III. Culture, Elle n’a rien de particulier. On destine le pommier ou à être planté sur la lisière des chemins ou des champs, ou bien on sacrifie des champs entiers à leur plantation.

Les arbres de lisière ou de ceinture ont un grand avantage sur les autres, parce qu’ils sont environnés d’un grand courant d’air, & reçoivent la lumière du soleil de tous les côtés ; enfin ils profitent de l’avantage produit par les labours donnés aux champs : voilà leur beau côté.
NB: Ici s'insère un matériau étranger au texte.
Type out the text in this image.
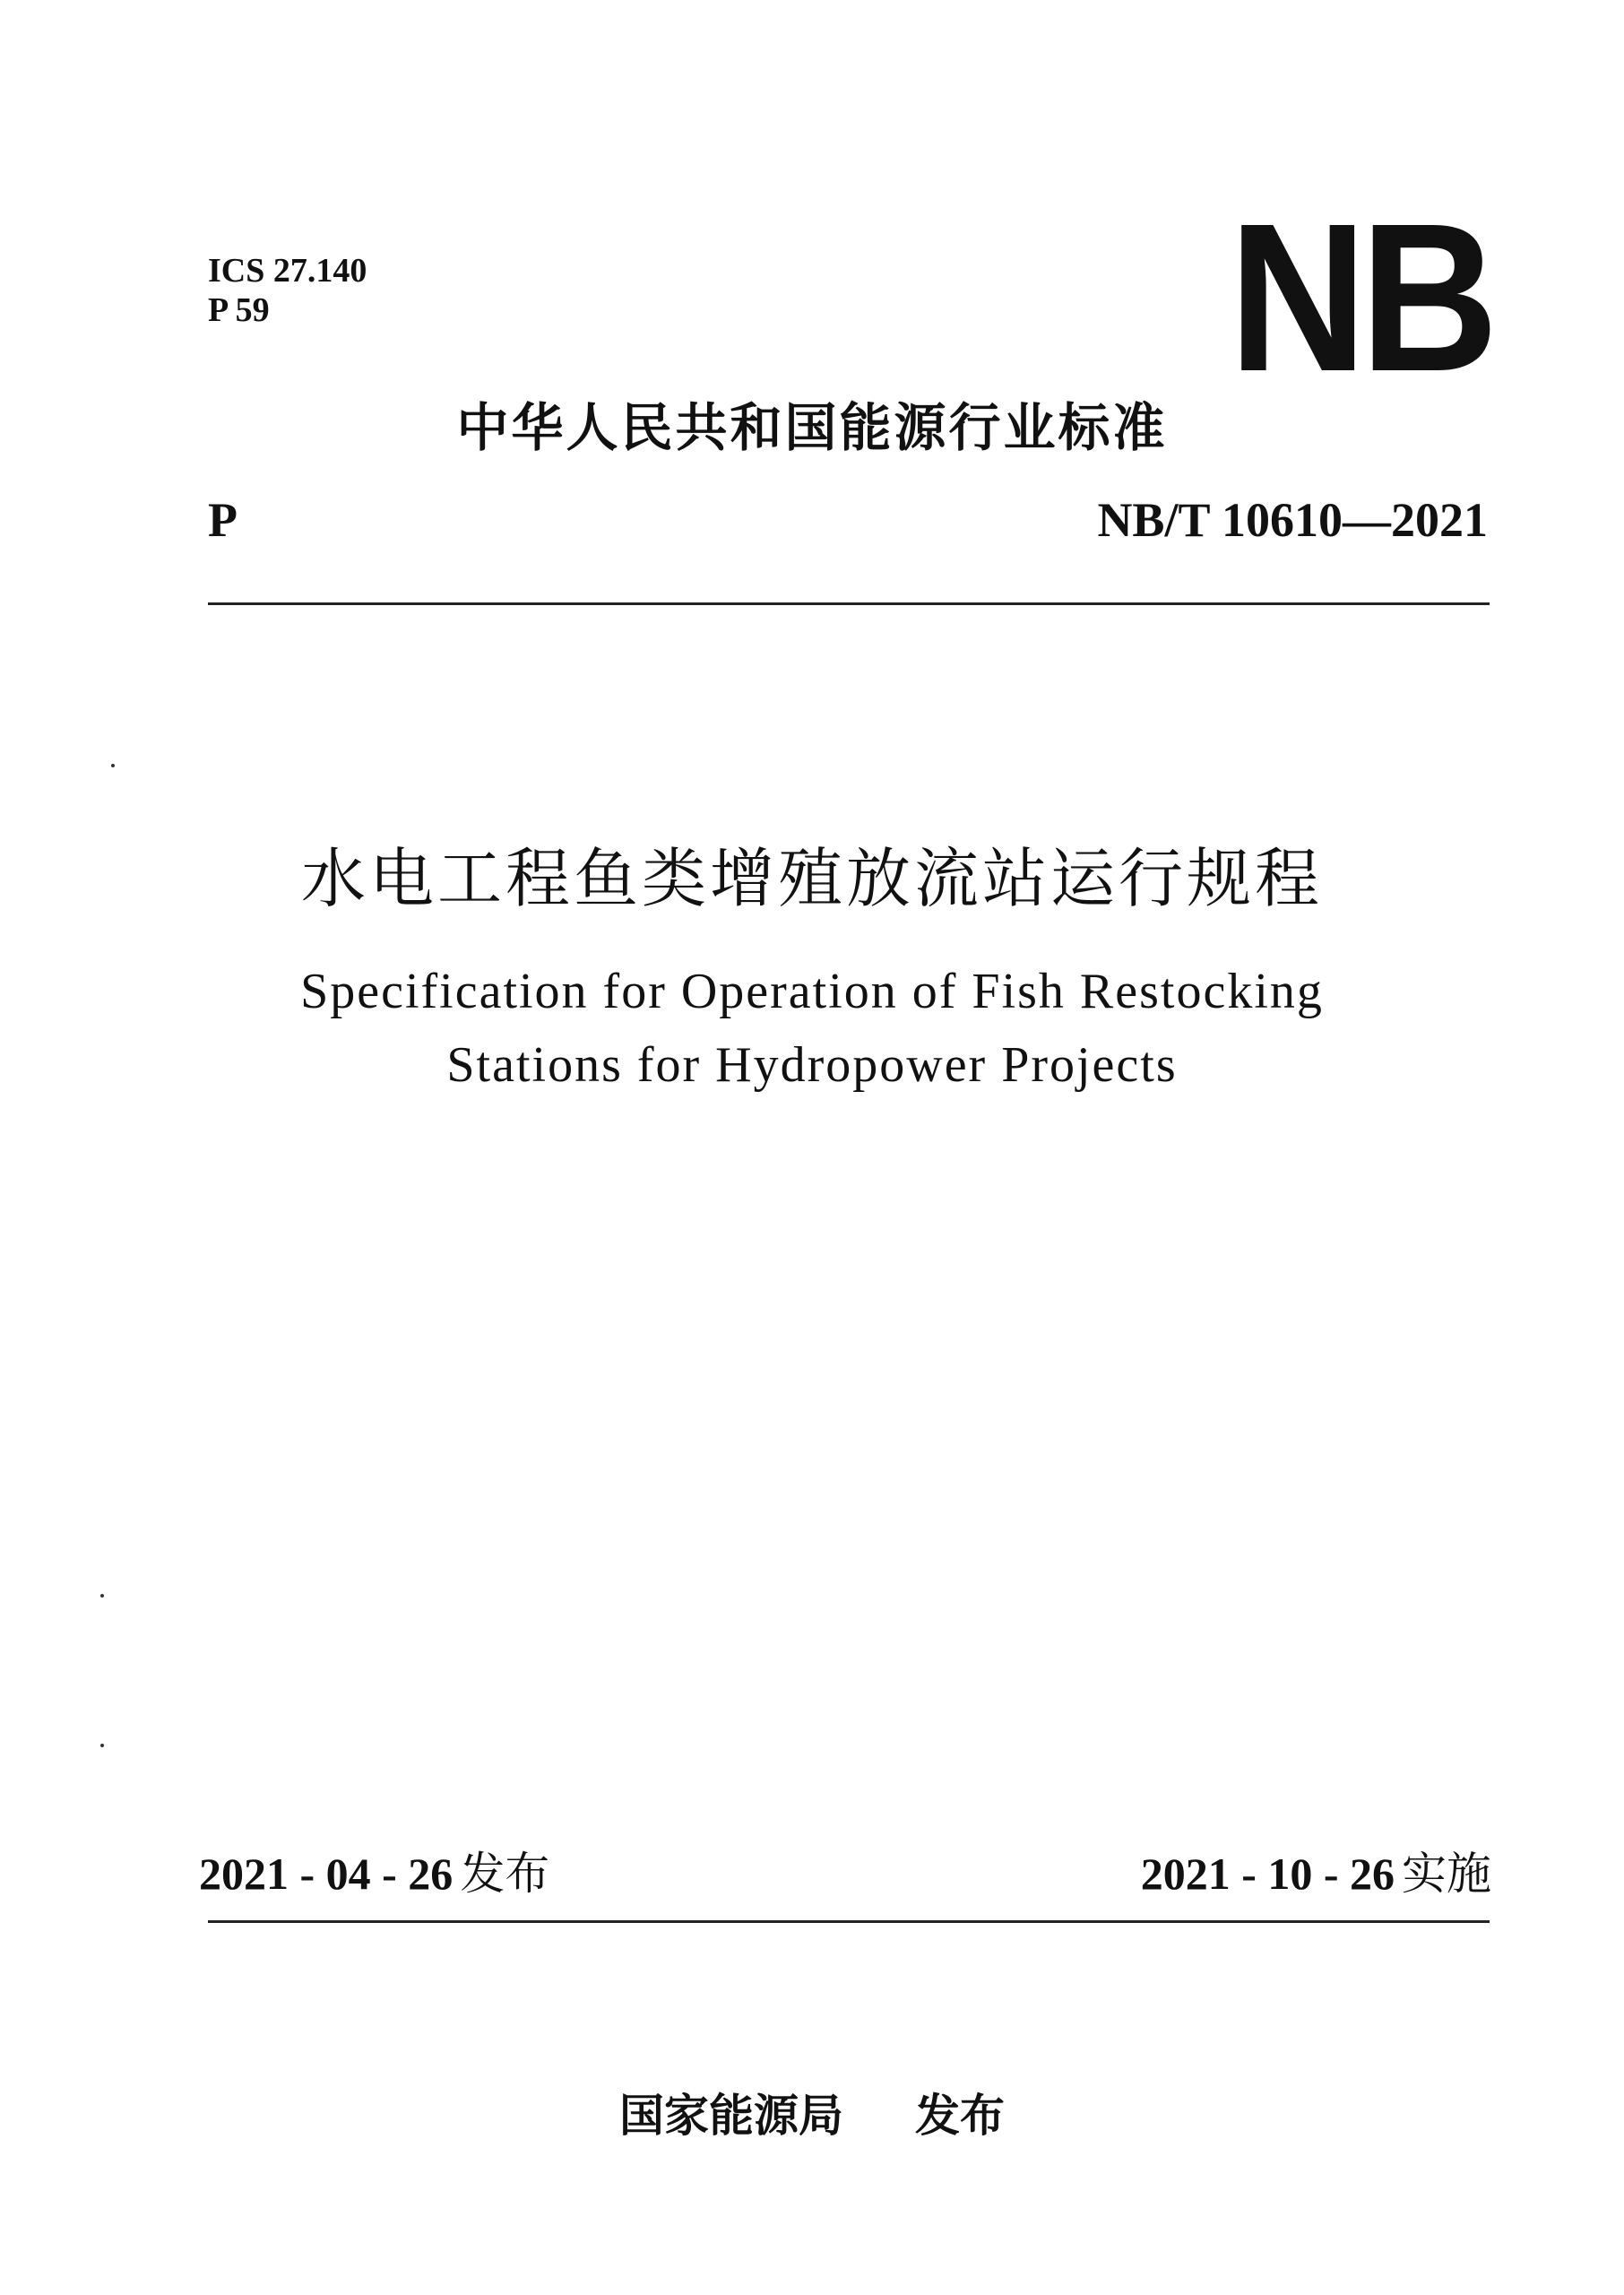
ICS 27.140
P 59	NB
中华人民共和国能源行业标准
P	NB/T 10610—2021
水电工程鱼类增殖放流站运行规程
Specification for Operation of Fish Restocking
Stations for Hydropower Projects
2021 - 04 - 26 发布	2021 - 10 - 26 实施
国家能源局 发布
Si lorsqu’on a levé le semis, pour en transporter les plants dans la pépinière, on avoit conservé leur pivot ; si en plantant les arbres à demeure on ne l’avoit pas coupé ; enfin, si la fosse avoit été creusée assez profondément pour le recevoir dans son entier, cet arbre ne pousseroit pas des racines horizontales & presqu’à fleur de terre, qui sont mâchées & mutilées par la charrue. Il se forme, il est vrai, un bourrelet tout autour de la blessure ; mais de ce même bourrelet il en sort une infinité de racines capillaires qui dévorent les moissons, jusqu’à ce qu’elles soient emportées par de nouveaux coups de charme. Il est démontré que la greffe diminue la longévité & la force de l’arbre ; mais l’une & l’autre sont bien plus diminuées lorsqu’on coupe le pivot.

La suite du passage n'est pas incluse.